Each framework was installed with the setup script here and here, respectively for zim and zsh4humans.
This should be enough to guarantee that the recordings are using the same scenario used by zsh-bench.
This is the screen recording:
This is the times extracted from checking the recording frames:
| begin_frame | prompt_frame | frames | ms | |
|---|---|---|---|---|
| zim 1 | 161 | 169 | 9 | 300.000 |
| zim 2 | 200 | 207 | 8 | 266.667 |
| zim 3 | 238 | 246 | 9 | 300.000 |
| zsh4humans 1 | 276 | 282 | 7 | 233.333 |
| zsh4humans 2 | 316 | 321 | 6 | 200.000 |
| zsh4humans 3 | 354 | 359 | 6 | 200.000 |
The recording has 30fps, so each frame represents 33.333ms. We can consider the error of each measurement above to be +/- 33.333ms.
This is what I get when running zsh-bench on my same machine. Ran 3 times each of the mentioned frameworks:
❯ ./zsh-bench zim
==> setting up a container for benchmarking ...
==> benchmarking zim ...
creates_tty=0
has_compsys=1
has_syntax_highlighting=1
has_autosuggestions=1
has_git_prompt=1
first_prompt_lag_ms=115.790
first_command_lag_ms=149.910
command_lag_ms=62.535
input_lag_ms=28.830
exit_time_ms=47.530
❯ ./zsh-bench zim
==> setting up a container for benchmarking ...
==> benchmarking zim ...
creates_tty=0
has_compsys=1
has_syntax_highlighting=1
has_autosuggestions=1
has_git_prompt=1
first_prompt_lag_ms=196.126
first_command_lag_ms=229.765
command_lag_ms=142.110
input_lag_ms=29.402
exit_time_ms=48.146
❯ ./zsh-bench zim
==> setting up a container for benchmarking ...
==> benchmarking zim ...
creates_tty=0
has_compsys=1
has_syntax_highlighting=1
has_autosuggestions=1
has_git_prompt=1
first_prompt_lag_ms=196.878
first_command_lag_ms=231.291
command_lag_ms=140.756
input_lag_ms=27.556
exit_time_ms=48.560
❯ ./zsh-bench zsh4humans
==> setting up a container for benchmarking ...
==> benchmarking zsh4humans ...
creates_tty=1
has_compsys=1
has_syntax_highlighting=1
has_autosuggestions=1
has_git_prompt=1
first_prompt_lag_ms=30.361
first_command_lag_ms=100.323
command_lag_ms=4.997
input_lag_ms=14.536
exit_time_ms=10.895
❯ ./zsh-bench zsh4humans
==> setting up a container for benchmarking ...

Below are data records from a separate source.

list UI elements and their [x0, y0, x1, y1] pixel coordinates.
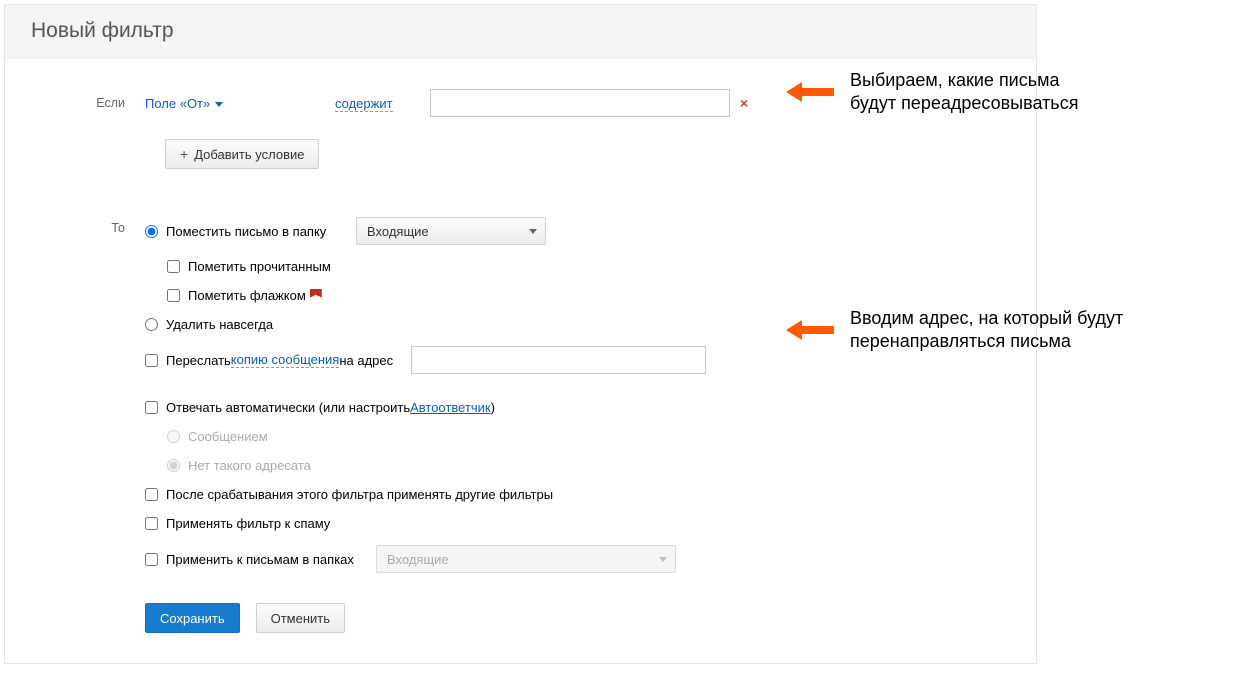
- save-button[interactable]: Сохранить: [145, 603, 240, 633]
- field-selector-label: Поле «От»: [145, 96, 210, 111]
- page-title: Новый фильтр: [5, 5, 1036, 59]
- autoresp-nosender-radio: [167, 459, 180, 472]
- continue-filters-label: После срабатывания этого фильтра применя…: [166, 487, 553, 502]
- actions-label: То: [25, 217, 145, 633]
- apply-spam-label: Применять фильтр к спаму: [166, 516, 330, 531]
- apply-folders-select: Входящие: [376, 545, 676, 573]
- remove-condition-icon[interactable]: ×: [740, 95, 748, 111]
- annotation-mid: Вводим адрес, на который будут перенапра…: [850, 307, 1123, 354]
- cancel-button[interactable]: Отменить: [256, 603, 345, 633]
- autoresp-message-label: Сообщением: [188, 429, 268, 444]
- apply-spam-checkbox[interactable]: [145, 517, 158, 530]
- mark-read-label: Пометить прочитанным: [188, 259, 331, 274]
- autoresponder-prefix: Отвечать автоматически (или настроить: [166, 400, 410, 415]
- move-to-folder-radio[interactable]: [145, 225, 158, 238]
- forward-prefix: Переслать: [166, 353, 231, 368]
- mark-flag-label: Пометить флажком: [188, 288, 306, 303]
- autoresp-nosender-label: Нет такого адресата: [188, 458, 311, 473]
- forward-suffix: на адрес: [339, 353, 393, 368]
- apply-folders-value: Входящие: [387, 552, 449, 567]
- delete-radio[interactable]: [145, 318, 158, 331]
- chevron-down-icon: [659, 557, 667, 562]
- forward-checkbox[interactable]: [145, 354, 158, 367]
- add-condition-button[interactable]: + Добавить условие: [165, 139, 319, 169]
- autoresponder-checkbox[interactable]: [145, 401, 158, 414]
- continue-filters-checkbox[interactable]: [145, 488, 158, 501]
- arrow-icon: [786, 84, 834, 100]
- field-selector[interactable]: Поле «От»: [145, 96, 223, 111]
- annotation-top: Выбираем, какие письма будут переадресов…: [850, 69, 1078, 116]
- forward-copy-link[interactable]: копию сообщения: [231, 352, 340, 368]
- apply-folders-label: Применить к письмам в папках: [166, 552, 376, 567]
- folder-select-value: Входящие: [367, 224, 429, 239]
- plus-icon: +: [180, 146, 188, 162]
- move-to-folder-label: Поместить письмо в папку: [166, 224, 356, 239]
- flag-icon: [310, 289, 322, 303]
- arrow-icon: [786, 322, 834, 338]
- delete-label: Удалить навсегда: [166, 317, 273, 332]
- chevron-down-icon: [215, 102, 223, 107]
- chevron-down-icon: [529, 229, 537, 234]
- autoresp-message-radio: [167, 430, 180, 443]
- forward-address-input[interactable]: [411, 346, 706, 374]
- add-condition-label: Добавить условие: [194, 147, 304, 162]
- apply-folders-checkbox[interactable]: [145, 553, 158, 566]
- operator-selector[interactable]: содержит: [335, 96, 393, 112]
- folder-select[interactable]: Входящие: [356, 217, 546, 245]
- conditions-label: Если: [25, 96, 145, 110]
- autoresponder-suffix: ): [491, 400, 495, 415]
- condition-value-input[interactable]: [430, 89, 730, 117]
- mark-flag-checkbox[interactable]: [167, 289, 180, 302]
- autoresponder-link[interactable]: Автоответчик: [410, 400, 490, 415]
- mark-read-checkbox[interactable]: [167, 260, 180, 273]
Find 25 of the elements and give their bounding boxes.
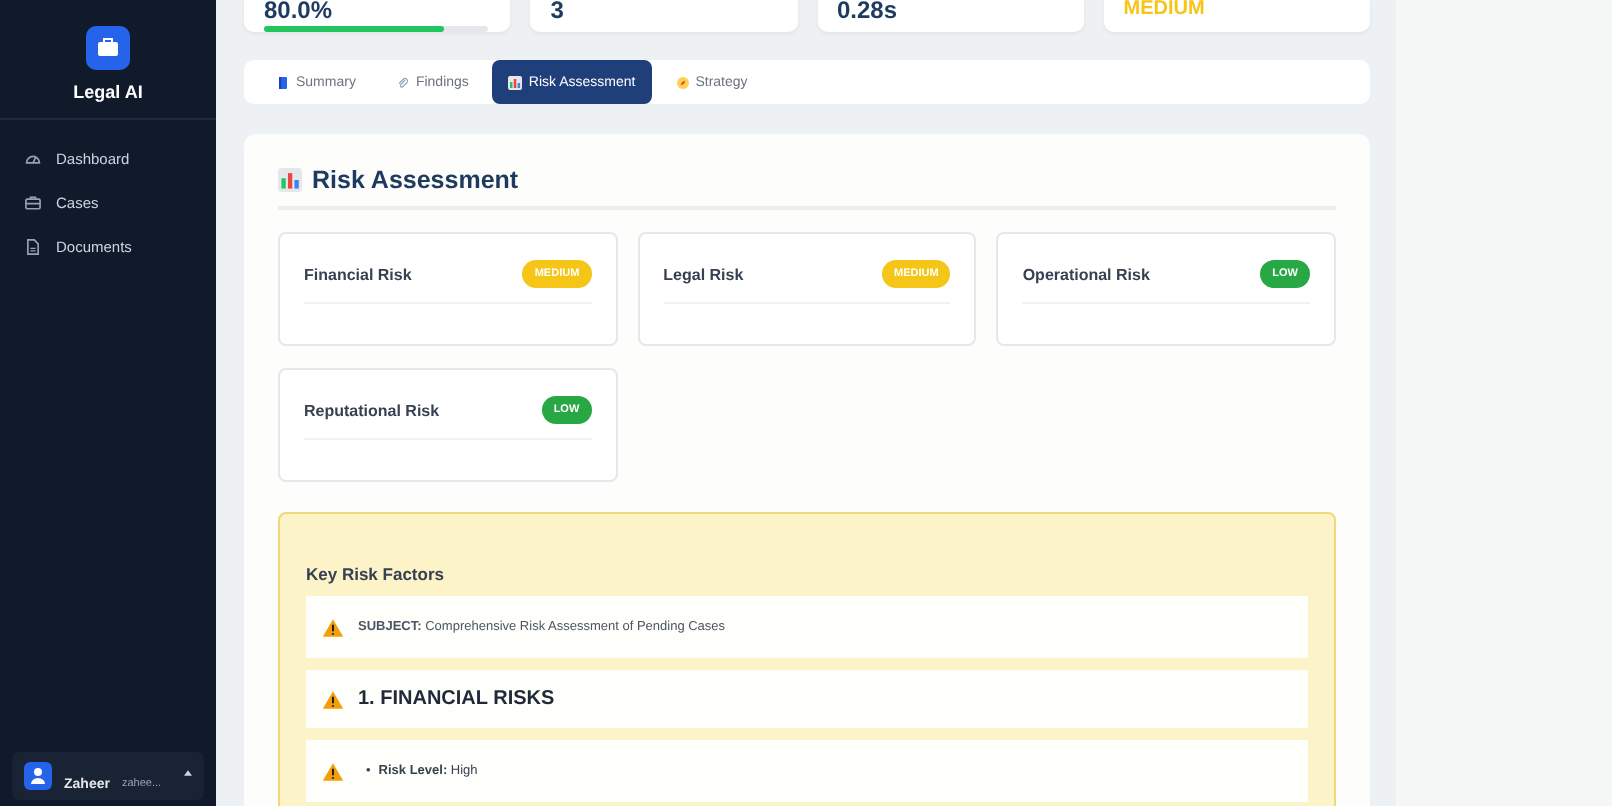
- stat-value: 0.28s: [837, 0, 900, 22]
- stat-value: 3: [550, 0, 566, 22]
- paperclip-icon: [395, 75, 410, 89]
- risk-name: Legal Risk: [663, 265, 744, 283]
- bar-chart-icon: [278, 168, 302, 192]
- file-icon: [24, 237, 42, 255]
- risk-name: Financial Risk: [304, 265, 412, 283]
- caret-icon: [184, 769, 192, 775]
- warning-icon: [322, 689, 344, 709]
- panel-title: Risk Assessment: [312, 166, 519, 194]
- factors-title: Key Risk Factors: [306, 564, 446, 584]
- risk-name: Operational Risk: [1022, 265, 1150, 283]
- book-icon: [276, 75, 290, 89]
- warning-icon: [322, 617, 344, 637]
- avatar-icon: [24, 762, 52, 790]
- factor-heading: 1. FINANCIAL RISKS: [358, 688, 555, 710]
- stat-value: MEDIUM: [1123, 0, 1207, 22]
- compass-icon: [675, 75, 690, 89]
- warning-icon: [322, 761, 344, 781]
- brand-name: Legal AI: [73, 82, 143, 102]
- stat-value: 80.0%: [264, 0, 335, 22]
- briefcase-icon: [24, 193, 42, 211]
- risk-name: Reputational Risk: [304, 401, 440, 419]
- briefcase-logo-icon: [86, 26, 130, 70]
- bar-chart-icon: [508, 75, 523, 89]
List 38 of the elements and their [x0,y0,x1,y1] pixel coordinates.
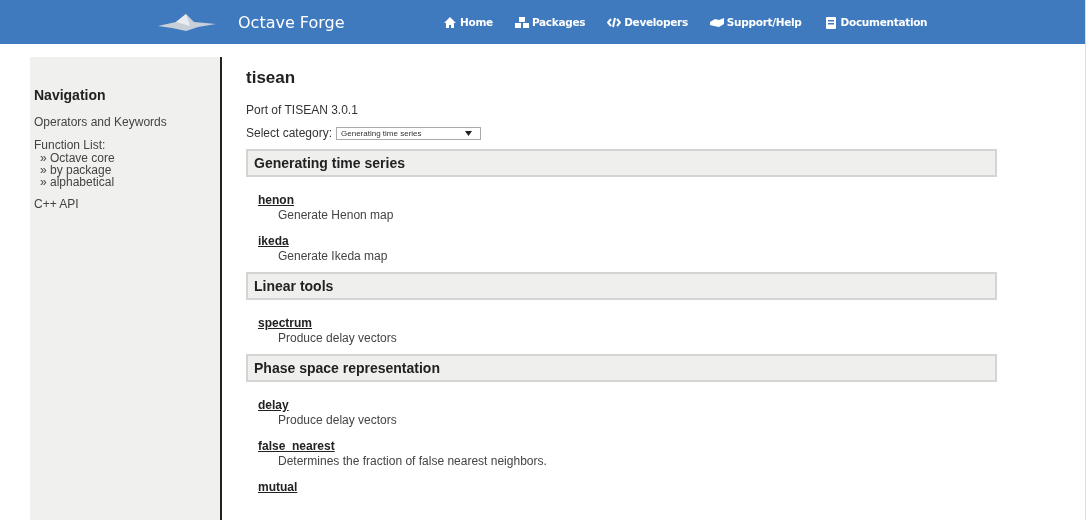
handshake-icon [709,15,724,29]
sidebar-link[interactable]: Function List: [34,138,220,152]
function-link[interactable]: ikeda [258,234,289,248]
sidebar-link[interactable]: C++ API [34,197,220,211]
page-title: tisean [246,68,297,88]
function-link[interactable]: mutual [258,480,298,494]
function-description: Produce delay vectors [277,331,398,345]
cubes-icon [514,15,529,29]
function-link[interactable]: henon [258,193,294,207]
category-dropdown[interactable]: Generating time series [336,126,482,140]
site-title[interactable]: Octave Forge [238,12,443,32]
nav-link[interactable]: Documentation [823,15,928,29]
section-heading: Phase space representation [246,354,997,382]
nav-link[interactable]: Home [443,15,493,29]
sidebar-link[interactable]: Operators and Keywords [34,115,220,129]
code-icon [607,15,622,29]
nav-link[interactable]: Packages [514,15,586,29]
book-icon [823,15,838,29]
section-heading: Generating time series [246,149,997,177]
function-description: Generate Ikeda map [277,249,389,263]
nav-link[interactable]: Support/Help [709,15,802,29]
sidebar-link[interactable]: » by package [34,164,220,176]
sidebar-title: Navigation [34,87,107,103]
surface-plot-logo [158,12,216,32]
function-description: Generate Henon map [277,208,395,222]
nav-link[interactable]: Developers [607,15,688,29]
home-icon [443,15,457,29]
function-link[interactable]: false_nearest [258,439,335,453]
function-link[interactable]: spectrum [258,316,313,330]
function-link[interactable]: delay [258,398,289,412]
sidebar-link[interactable]: » alphabetical [34,176,220,188]
package-description: Port of TISEAN 3.0.1 [246,103,359,117]
sidebar-link[interactable]: » Octave core [34,152,220,164]
select-label: Select category: [246,126,333,140]
section-heading: Linear tools [246,272,997,300]
dropdown-arrow-icon [465,130,473,136]
function-description: Produce delay vectors [277,413,398,427]
function-description: Determines the fraction of false nearest neighbors. [277,454,548,468]
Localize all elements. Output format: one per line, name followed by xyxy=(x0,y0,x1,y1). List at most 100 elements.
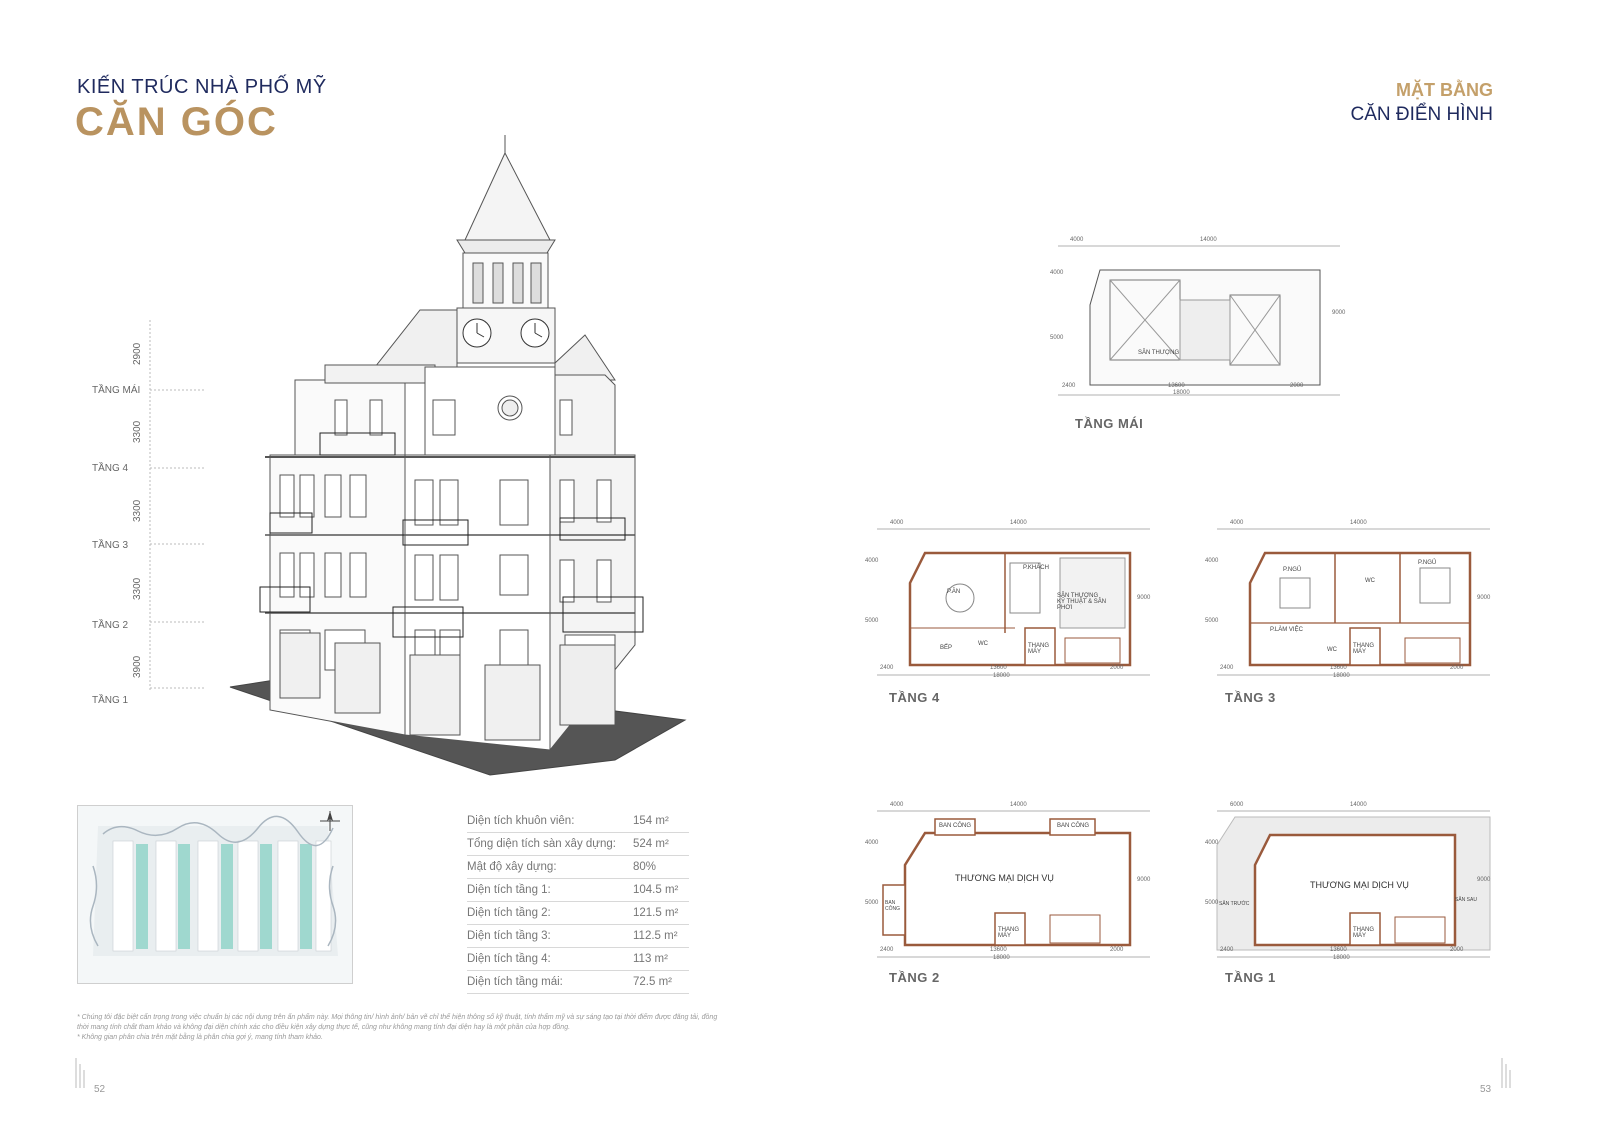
disclaimer-line: * Chúng tôi đặc biệt cẩn trọng trong việ… xyxy=(77,1014,718,1031)
plan-floor-3: 4000 14000 2400 13600 2000 18000 4000 50… xyxy=(1205,520,1495,693)
f2-dim-left-1: 5000 xyxy=(865,900,879,906)
stat-row: Mật độ xây dựng: 80% xyxy=(467,856,689,879)
f4-dim-left-1: 5000 xyxy=(865,618,879,624)
stat-label: Diện tích tầng 3: xyxy=(467,930,551,942)
stat-value: 72.5 m² xyxy=(633,976,672,988)
stat-value: 113 m² xyxy=(633,953,668,965)
f1-room-lift: THANG MÁY xyxy=(1353,927,1374,939)
stat-row: Diện tích tầng 4: 113 m² xyxy=(467,948,689,971)
stat-value: 154 m² xyxy=(633,815,669,827)
stat-label: Mật độ xây dựng: xyxy=(467,861,557,873)
page-number-left: 52 xyxy=(94,1084,106,1095)
area-stats-table: Diện tích khuôn viên: 154 m² Tổng diện tí… xyxy=(467,810,689,994)
plan-floor-4-caption: TẦNG 4 xyxy=(889,690,940,705)
height-3: 3300 xyxy=(132,499,143,522)
f3-room-bed-1: P.NGỦ xyxy=(1283,567,1302,573)
section-title-top: MẶT BẰNG xyxy=(1396,80,1493,100)
roof-dim-bottom-2: 2000 xyxy=(1290,383,1304,389)
floor-label-2: TẦNG 2 xyxy=(92,620,129,631)
f2-room-commercial: THƯƠNG MẠI DỊCH VỤ xyxy=(955,873,1054,883)
f2-room-lift: THANG MÁY xyxy=(998,927,1019,939)
f3-dim-top-0: 4000 xyxy=(1230,520,1244,526)
f4-dim-total: 18000 xyxy=(993,673,1010,679)
section-title-bottom: CĂN ĐIỂN HÌNH xyxy=(1350,104,1493,125)
height-4: 3300 xyxy=(132,420,143,443)
f4-room-wc: WC xyxy=(978,641,988,647)
stat-value: 104.5 m² xyxy=(633,884,679,896)
f4-room-living: P.KHÁCH xyxy=(1023,565,1049,571)
floor-scale-lines xyxy=(149,320,205,690)
f3-dim-bottom-1: 13600 xyxy=(1330,665,1347,671)
f2-dim-left-0: 4000 xyxy=(865,840,879,846)
f1-dim-bottom-1: 13600 xyxy=(1330,947,1347,953)
roof-dim-top-0: 4000 xyxy=(1070,237,1084,243)
f2-dim-right: 9000 xyxy=(1137,877,1151,883)
stat-value: 121.5 m² xyxy=(633,907,679,919)
stat-row: Diện tích tầng 3: 112.5 m² xyxy=(467,925,689,948)
roof-dim-right: 9000 xyxy=(1332,310,1346,316)
f1-dim-left-1: 5000 xyxy=(1205,900,1219,906)
plan-floor-1: 6000 14000 2400 13600 2000 18000 4000 50… xyxy=(1205,802,1495,975)
page-ornament-left xyxy=(75,1058,85,1088)
stat-label: Diện tích tầng 1: xyxy=(467,884,551,896)
f1-dim-top-1: 14000 xyxy=(1350,802,1367,808)
f1-dim-left-0: 4000 xyxy=(1205,840,1219,846)
f1-dim-total: 18000 xyxy=(1333,955,1350,961)
f3-dim-left-0: 4000 xyxy=(1205,558,1219,564)
stat-label: Diện tích tầng 4: xyxy=(467,953,551,965)
f1-dim-bottom-2: 2000 xyxy=(1450,947,1464,953)
roof-dim-bottom-0: 2400 xyxy=(1062,383,1076,389)
plan-roof-caption: TẦNG MÁI xyxy=(1075,416,1144,431)
f3-room-wc-1: WC xyxy=(1365,578,1375,584)
stat-label: Tổng diện tích sàn xây dựng: xyxy=(467,838,616,850)
stat-row: Diện tích tầng 1: 104.5 m² xyxy=(467,879,689,902)
plan-floor-4: 4000 14000 2400 13600 2000 18000 4000 50… xyxy=(865,520,1155,693)
f2-dim-top-0: 4000 xyxy=(890,802,904,808)
f3-dim-left-1: 5000 xyxy=(1205,618,1219,624)
height-roof: 2900 xyxy=(132,342,143,365)
f4-dim-bottom-2: 2000 xyxy=(1110,665,1124,671)
disclaimer-line: * Không gian phân chia trên mặt bằng là … xyxy=(77,1034,323,1041)
f3-room-bed-2: P.NGỦ xyxy=(1418,560,1437,566)
roof-dim-total: 18000 xyxy=(1173,390,1190,396)
stat-value: 524 m² xyxy=(633,838,669,850)
f2-dim-top-1: 14000 xyxy=(1010,802,1027,808)
f3-dim-right: 9000 xyxy=(1477,595,1491,601)
stat-value: 112.5 m² xyxy=(633,930,678,942)
f1-dim-right: 9000 xyxy=(1477,877,1491,883)
stat-row: Diện tích khuôn viên: 154 m² xyxy=(467,810,689,833)
f2-dim-bottom-0: 2400 xyxy=(880,947,894,953)
f4-dim-top-1: 14000 xyxy=(1010,520,1027,526)
height-2: 3300 xyxy=(132,577,143,600)
f4-room-terrace: SÂN THƯỢNG KỸ THUẬT & SÂN PHƠI xyxy=(1057,593,1107,611)
stat-value: 80% xyxy=(633,861,657,873)
site-map xyxy=(77,805,353,984)
plan-floor-2: 4000 14000 2400 13600 2000 18000 4000 50… xyxy=(865,802,1155,975)
roof-dim-bottom-1: 13600 xyxy=(1168,383,1185,389)
page-ornament-right xyxy=(1501,1058,1511,1088)
f2-room-balcony-1: BAN CÔNG xyxy=(939,823,972,829)
f4-dim-top-0: 4000 xyxy=(890,520,904,526)
floor-label-1: TẦNG 1 xyxy=(92,695,129,706)
f2-dim-total: 18000 xyxy=(993,955,1010,961)
f4-room-kitchen: BẾP xyxy=(940,645,953,651)
f3-dim-bottom-0: 2400 xyxy=(1220,665,1234,671)
plan-floor-1-caption: TẦNG 1 xyxy=(1225,970,1276,985)
subtitle: KIẾN TRÚC NHÀ PHỐ MỸ xyxy=(77,76,327,98)
page-number-right: 53 xyxy=(1480,1084,1492,1095)
f3-room-wc-2: WC xyxy=(1327,647,1337,653)
f3-room-lift: THANG MÁY xyxy=(1353,643,1374,655)
floor-label-roof: TẦNG MÁI xyxy=(92,385,141,396)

==> benchmarking zsh4humans ...
creates_tty=1
has_compsys=1
has_syntax_highlighting=1
has_autosuggestions=1
has_git_prompt=1
first_prompt_lag_ms=30.458
first_command_lag_ms=101.612
command_lag_ms=5.198
input_lag_ms=12.339
exit_time_ms=11.051
❯ ./zsh-bench zsh4humans
==> setting up a container for benchmarking ...
==> benchmarking zsh4humans ...
creates_tty=1
has_compsys=1
has_syntax_highlighting=1
has_autosuggestions=1
has_git_prompt=1
first_prompt_lag_ms=29.819
first_command_lag_ms=108.122
command_lag_ms=5.123
input_lag_ms=13.146
exit_time_ms=11.05
What is odd
zim first_prompt_lag_ms times in zsh-bench fluctuate quite a lot. It's an average of 169.598ms with stdev of 46.601! In the recordings the average was 288.889ms with a stdev of 19.245, which was actually a stdev of 0.577 in terms of frames (it's just one frame more in one recordings). zsh-bench should be more precise than a 30fps recording.
Also from zsh-bench's code looks like this output is the min value. It would be good to know what is the stdev of values inside a zsh-bench run, to make sure the values are not fluctuating.
I could compare the minimum recording time with the minimum zsh-bench time for each framework, but let's use the averages since the stdev of zsh-bench for zim was so high. So for completeness of information, the first_prompt_lag_ms average for zsh4humans is 30.213ms, with a stdev of 0.344. And in recordings the average was 244.444ms (stdev was 50.918, but again it was actually just one frame more in one of the recordings).
Then, it's odd that zim is 1.703x faster in zsh-bench than the recordings -- I was expecting much closer values --, and zsh4humans is 8.091x faster in zsh-bench than the recordings!
If anything, zsh-bench if favoring zsh4humans by a lot, both in terms of more stable measurements, than giving it times way faster than the real ones.